First cash, now India could ditch card payments by 2020

India's cashless companies win in rupee ban
India's cashless companies win in rupee ban

If you thought India's decision to ban 86% of its cash was ambitious, wait until you hear what it may do next.

The head of a government-run policy institute said on Thursday that the country could completely eliminate the need for credit cards, debit cards and ATMs in the next three years by switching to biometric payments.

Amitabh Kant said that even electronic payment methods may be "totally redundant" by 2020. Instead, all Indians will need for transactions is their thumb or eye.

"Each one of us in India will be a walking ATM," Kant said at the World Economic Forum in Davos. That would represent "the biggest technological leapfrogging ever in the history of mankind," he added.

Related: India is no longer the world's fastest-growing economy

Arundhati Bhattacharya, head of the State Bank of India, agreed that such a dramatic shift was possible.

"This is something that's eminently doable," she said, pointing out that nearly 1.1 billion of India's 1.3 billion people have already registered their biometric data under the government's unique identification program.

The Indian government is testing a payments app that makes use of that biometric data, coupled with portable fingerprint scanners that cost about 2,000 rupees ($30) each.

India is already reeling from a ban on all 500 and 1,000 rupee notes announced on Nov. 8 by Prime Minister Narendra Modi. The two notes accounted for almost all of India's currency, and the move hit hard in a country where over 90% of transactions are in cash.

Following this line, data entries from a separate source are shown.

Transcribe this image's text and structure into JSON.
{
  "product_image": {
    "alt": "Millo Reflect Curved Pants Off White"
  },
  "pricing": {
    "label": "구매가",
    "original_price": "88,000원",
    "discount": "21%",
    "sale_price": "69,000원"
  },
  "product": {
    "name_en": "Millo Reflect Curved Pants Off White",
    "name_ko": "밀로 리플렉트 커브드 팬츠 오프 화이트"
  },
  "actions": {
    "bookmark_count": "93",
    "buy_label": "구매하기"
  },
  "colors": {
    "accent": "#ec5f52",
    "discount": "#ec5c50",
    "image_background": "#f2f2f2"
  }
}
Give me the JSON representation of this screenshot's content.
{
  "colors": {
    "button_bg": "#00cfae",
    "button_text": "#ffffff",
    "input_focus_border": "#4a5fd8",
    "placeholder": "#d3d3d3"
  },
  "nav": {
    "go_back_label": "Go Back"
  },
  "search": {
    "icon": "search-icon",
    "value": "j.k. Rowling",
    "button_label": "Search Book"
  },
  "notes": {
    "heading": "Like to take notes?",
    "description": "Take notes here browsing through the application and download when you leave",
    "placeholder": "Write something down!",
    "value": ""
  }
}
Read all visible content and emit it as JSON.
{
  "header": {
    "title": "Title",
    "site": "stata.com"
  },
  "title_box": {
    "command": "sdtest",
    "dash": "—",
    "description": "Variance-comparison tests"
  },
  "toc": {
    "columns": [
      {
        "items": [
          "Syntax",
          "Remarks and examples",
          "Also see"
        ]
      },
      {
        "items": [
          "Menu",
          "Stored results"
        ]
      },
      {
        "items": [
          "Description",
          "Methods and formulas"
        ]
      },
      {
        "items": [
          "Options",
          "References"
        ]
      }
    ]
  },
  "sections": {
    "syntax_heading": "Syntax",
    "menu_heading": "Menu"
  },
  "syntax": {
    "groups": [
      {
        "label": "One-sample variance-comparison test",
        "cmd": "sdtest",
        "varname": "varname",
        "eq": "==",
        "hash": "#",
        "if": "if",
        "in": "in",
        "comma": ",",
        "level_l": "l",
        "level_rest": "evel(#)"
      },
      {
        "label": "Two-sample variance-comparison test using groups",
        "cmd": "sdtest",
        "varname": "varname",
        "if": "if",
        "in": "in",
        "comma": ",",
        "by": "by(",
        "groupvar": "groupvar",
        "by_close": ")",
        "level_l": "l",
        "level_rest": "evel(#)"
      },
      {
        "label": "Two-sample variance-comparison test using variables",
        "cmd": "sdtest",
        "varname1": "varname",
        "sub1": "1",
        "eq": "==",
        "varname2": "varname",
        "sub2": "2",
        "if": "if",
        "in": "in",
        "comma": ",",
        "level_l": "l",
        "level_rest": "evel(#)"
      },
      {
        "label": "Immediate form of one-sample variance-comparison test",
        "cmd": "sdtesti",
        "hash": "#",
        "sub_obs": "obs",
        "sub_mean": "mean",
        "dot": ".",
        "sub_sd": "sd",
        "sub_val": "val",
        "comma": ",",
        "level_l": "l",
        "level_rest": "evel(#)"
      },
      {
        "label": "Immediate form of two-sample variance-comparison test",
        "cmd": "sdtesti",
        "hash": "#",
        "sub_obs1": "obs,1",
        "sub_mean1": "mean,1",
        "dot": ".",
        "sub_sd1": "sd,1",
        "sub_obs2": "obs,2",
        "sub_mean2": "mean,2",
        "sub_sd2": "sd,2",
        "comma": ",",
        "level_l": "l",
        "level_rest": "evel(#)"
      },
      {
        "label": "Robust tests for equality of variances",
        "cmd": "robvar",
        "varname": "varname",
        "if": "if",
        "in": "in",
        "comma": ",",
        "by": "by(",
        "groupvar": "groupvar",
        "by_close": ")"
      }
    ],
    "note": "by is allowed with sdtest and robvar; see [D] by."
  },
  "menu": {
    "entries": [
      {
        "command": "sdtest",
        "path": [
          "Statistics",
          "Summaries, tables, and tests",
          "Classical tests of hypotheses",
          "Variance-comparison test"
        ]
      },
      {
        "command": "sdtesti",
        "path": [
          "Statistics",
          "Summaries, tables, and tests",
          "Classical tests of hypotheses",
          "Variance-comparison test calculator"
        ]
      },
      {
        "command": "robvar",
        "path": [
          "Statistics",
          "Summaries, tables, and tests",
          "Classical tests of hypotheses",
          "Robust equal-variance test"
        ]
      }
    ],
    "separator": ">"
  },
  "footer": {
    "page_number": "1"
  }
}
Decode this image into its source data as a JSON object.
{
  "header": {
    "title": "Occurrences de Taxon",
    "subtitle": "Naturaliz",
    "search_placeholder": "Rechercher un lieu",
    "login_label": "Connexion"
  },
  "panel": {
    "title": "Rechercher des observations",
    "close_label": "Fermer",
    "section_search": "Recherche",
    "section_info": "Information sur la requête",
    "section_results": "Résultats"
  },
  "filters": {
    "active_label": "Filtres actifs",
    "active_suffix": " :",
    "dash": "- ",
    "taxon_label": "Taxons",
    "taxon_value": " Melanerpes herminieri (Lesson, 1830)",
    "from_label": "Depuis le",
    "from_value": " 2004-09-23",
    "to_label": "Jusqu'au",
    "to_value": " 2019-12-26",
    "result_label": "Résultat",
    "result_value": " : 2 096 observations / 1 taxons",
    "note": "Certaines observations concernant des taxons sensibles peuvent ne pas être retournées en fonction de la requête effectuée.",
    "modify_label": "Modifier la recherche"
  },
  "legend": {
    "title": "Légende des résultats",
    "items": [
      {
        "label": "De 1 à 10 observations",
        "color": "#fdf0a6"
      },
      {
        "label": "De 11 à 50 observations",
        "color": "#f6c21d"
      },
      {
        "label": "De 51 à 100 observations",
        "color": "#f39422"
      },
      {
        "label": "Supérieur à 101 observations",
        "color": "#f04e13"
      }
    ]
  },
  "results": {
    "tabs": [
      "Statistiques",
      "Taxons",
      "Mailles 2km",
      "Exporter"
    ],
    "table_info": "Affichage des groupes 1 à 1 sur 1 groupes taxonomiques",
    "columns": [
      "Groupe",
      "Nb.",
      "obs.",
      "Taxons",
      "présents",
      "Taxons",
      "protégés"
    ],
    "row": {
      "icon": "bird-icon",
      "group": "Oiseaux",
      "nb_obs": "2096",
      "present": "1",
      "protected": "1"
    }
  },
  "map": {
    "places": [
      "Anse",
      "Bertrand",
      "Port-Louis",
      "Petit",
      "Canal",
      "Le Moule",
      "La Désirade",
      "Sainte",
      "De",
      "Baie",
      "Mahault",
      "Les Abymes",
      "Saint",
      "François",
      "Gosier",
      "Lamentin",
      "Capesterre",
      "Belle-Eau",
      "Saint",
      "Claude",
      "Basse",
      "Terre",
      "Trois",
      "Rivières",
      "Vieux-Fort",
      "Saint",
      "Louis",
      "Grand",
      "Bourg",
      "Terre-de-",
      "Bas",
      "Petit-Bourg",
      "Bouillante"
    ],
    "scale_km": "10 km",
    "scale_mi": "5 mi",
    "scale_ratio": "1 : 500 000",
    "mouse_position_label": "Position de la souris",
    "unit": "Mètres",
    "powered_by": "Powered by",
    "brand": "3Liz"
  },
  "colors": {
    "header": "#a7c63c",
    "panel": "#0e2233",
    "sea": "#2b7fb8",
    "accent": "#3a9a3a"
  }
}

Related: 50 days of pain after India trashed its cash

Modi has said the note ban, aside from reducing tax evasion and money laundering, will help India move towards a cashless society. Moving to biometrics could also help crack down on corruption.

Digital payment methods have enjoyed a massive boost since the cash ban, but extending them to the entire country is a big ask since more than 70% of Indians don't have smartphones.

Eliminating credit cards will likely be even tougher, but India appears determined to try.